元々二人で過去に色んなラウンジを訪れ飲んでいたのは、あまり女性慣れしていないクリスが彼女達とのコミュニケーションに慣れるためだったのだと。
「えっ……そうだったの? クリスさん、すごく慣れてるように見えたよ。物腰もソフトで紳士的だし」
「はは、そう言ったら彼も喜ぶだろうな。まあそうした練習のおかげかもね」
ヴィクトルは気軽に告げたが、すぐに反省した顔つきに戻る。
「でも、俺も場を盛り上げて呑気に飲んでいたのは事実さ。今よりも全然、きちんとした大人ではなかった。軽率だったよ」
そんなふうに省みる彼の話を、あなたも真摯に受け止めている。
「けれど、名無しちゃん。今はもう社交場には行かないからね。俺には君がいるんだから。傷つけることは絶対にしないよ」
「……ヴィクトル……ありがとう」
あなたは小さく頷いて、やがて彼を信じる笑顔を浮かべた。
「ああ、俺は大馬鹿だ。今すぐ君を抱きしめたい。なぜこんな遠くの国にいるんだろう」
「……大丈夫だよ、ヴィクトル。あと9日だし。すぐだよ。そのときになったら……。うぅ、ごめんね大変な仕事中に。本気で忙しく仕事してる人に、私は自分のことばっかり考えちゃって……」
じわじわと反省に呑まれ、自責の念に駆られる。
だが彼はあなたに対して、包み込むように瞳を細めた。
「いいや、そんなことない。君は俺のことを考えてくれただけでしょう? 君を不安にさせたのに、焼きもち妬いてくれたのかななんて、密かにドキドキしてしまった。ごめんね」
「……う、ううん。その通りだし……だって嫌なんだもん、ヴィクトルのそばに可愛い女の子がいたら……」
思わず本音をこぼしてしまうと、彼は黒く美しい瞳を余裕なく揺らした。
「あぁ、名無しちゃん……君以外のどこに可愛い子がいるんだい。俺はそんなの見たことがない」
「ふふっ。甘いなぁ…ヴィクトルは。たくさんいるよ」
「いないよ。今目の前にしかいないね」
本気で告げられる甘い台詞に、あなたは視線をさまよわせたあと、こっそりと口元を緩めた。

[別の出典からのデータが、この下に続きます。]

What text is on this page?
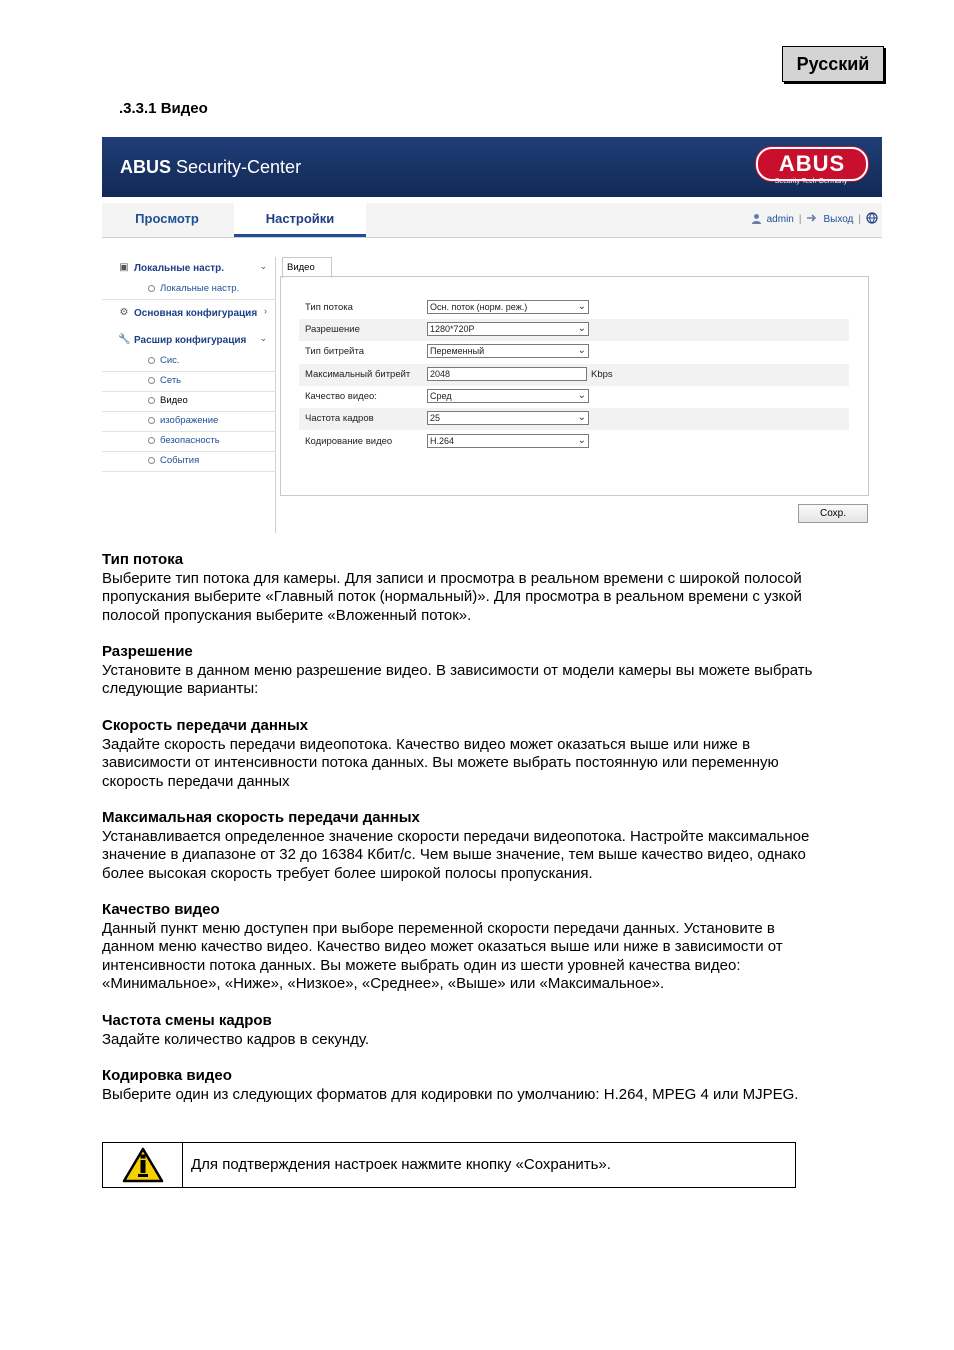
Русский
.3.3.1 Видео
ABUS Security-Center	ABUS
Security Tech Germany
Просмотр	Настройки	admin | Выход |
▣ Локальные настр.	⌄
Локальные настр.
⚙ Основная конфигурация ›
🔧 Расшир конфигурация ⌄
Сис.
Сеть
Видео
изображение
безопасность
События
Видео
Тип потока	Осн. поток (норм. реж.)	⌄
Разрешение	1280*720P	⌄
Тип битрейта	Переменный	⌄
Максимальный битрейт	2048	Kbps
Качество видео:	Сред	⌄
Частота кадров	25	⌄
Кодирование видео	H.264	⌄
Сохр.
Тип потока

Выберите тип потока для камеры. Для записи и просмотра в реальном времени с широкой полосой

пропускания выберите «Главный поток (нормальный)». Для просмотра в реальном времени с узкой

полосой пропускания выберите «Вложенный поток».

Разрешение

Установите в данном меню разрешение видео. В зависимости от модели камеры вы можете выбрать

следующие варианты:

Скорость передачи данных

Задайте скорость передачи видеопотока. Качество видео может оказаться выше или ниже в

зависимости от интенсивности потока данных. Вы можете выбрать постоянную или переменную

скорость передачи данных

Максимальная скорость передачи данных

Устанавливается определенное значение скорости передачи видеопотока. Настройте максимальное

значение в диапазоне от 32 до 16384 Кбит/с. Чем выше значение, тем выше качество видео, однако

более высокая скорость требует более широкой полосы пропускания.

Качество видео

Данный пункт меню доступен при выборе переменной скорости передачи данных. Установите в

данном меню качество видео. Качество видео может оказаться выше или ниже в зависимости от

интенсивности потока данных. Вы можете выбрать один из шести уровней качества видео:

«Минимальное», «Ниже», «Низкое», «Среднее», «Выше» или «Максимальное».

Частота смены кадров

Задайте количество кадров в секунду.

Кодировка видео

Выберите один из следующих форматов для кодировки по умолчанию: H.264, MPEG 4 или MJPEG.

Для подтверждения настроек нажмите кнопку «Сохранить».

曇っていた心はいつもこんな風に、彼によって、いつの間にか取り払われてしまうのだ。
「なんだか嬉しいなぁ、こうやって話すの。メッセージも毎日すごく幸せで大切なんだ。でもやっぱりビデオ通話のパワーってすごいね」
「そうだね。これがなかったら俺は確実に干からびてただろうね」
冗談まじりに肩をすくめられ、つい吹き出してしまう。
そのあとも二人の話は尽きなかった。お互いのことを話していたら、あっという間に一時間以上が過ぎ去る。
「もうこんな時間だね。朝早いんだよね」
「……名無しちゃん、またその台詞で締めくくろうとするの。いやだよ、俺は……」
「でも寝ないとだめでしょう。朝何時に起きるの?」
「6時。出来る限りジムに行ってるんだ。君に喜んでもらいたくて。まだいい体だから安心してね」
「もうっ、何言ってるのっ」
「あれ、何を想像したのかな?」
頬を染めたあなたを見て、ヴィクトルはからかうように笑う。
これだけ冗談が言えるなら大丈夫だとあなたは思った。
でもやはり、時間が近づいてくると心細くなってくる。
「おやすみヴィクトル……」
「うん……待って、一緒に寝る?」
「無理だよそんなのっ」
「やっぱそうか」
中々切りたがらないお互いに困っていると、あなたはもう一つ彼に言い出したかったことを思い出した。
今がチャンスだと感じたのだ。
「あの、ヴィクトル。もしよかったら、帰り、迎えに行ってもいい?」
「えっ! 空港に?」
彼が驚いて聞き返すと、あなたはドキドキして頷いた。
彼の瞳にみるみる生気が宿り始める。
「でも大変じゃない? 着くのは夜だし、遅れるかもしれない。次の日は君も仕事だし――」
「ダメ?」
「いや来てほしい。すぐに会いたい。君に」
そんなふうにまっすぐ、飾り気もなく欲求を伝えられたのは初めてだった。
とんでもなく嬉しい気持ちが心に広がっていく。
「よかったぁ。じゃあ行くね。嬉しいなぁ。すぐに顔が見れるんだ、ふふっ。――あ、クリスさんのことももし良かったら送っていくからね」
「ありがとう。でもどうだろうね、たぶん気を使って別れると思うよ」
彼は思わせぶりなウインクをしてきて、早くも二人の世界に浸っている様子だ。
そうと決まれば、あなたもヴィクトルも残りの日数を乗り切れる気がしてくる。
二人の愛情も絆も、何があろうとけっして解かれることはないと、もうすでに分かっていたからである。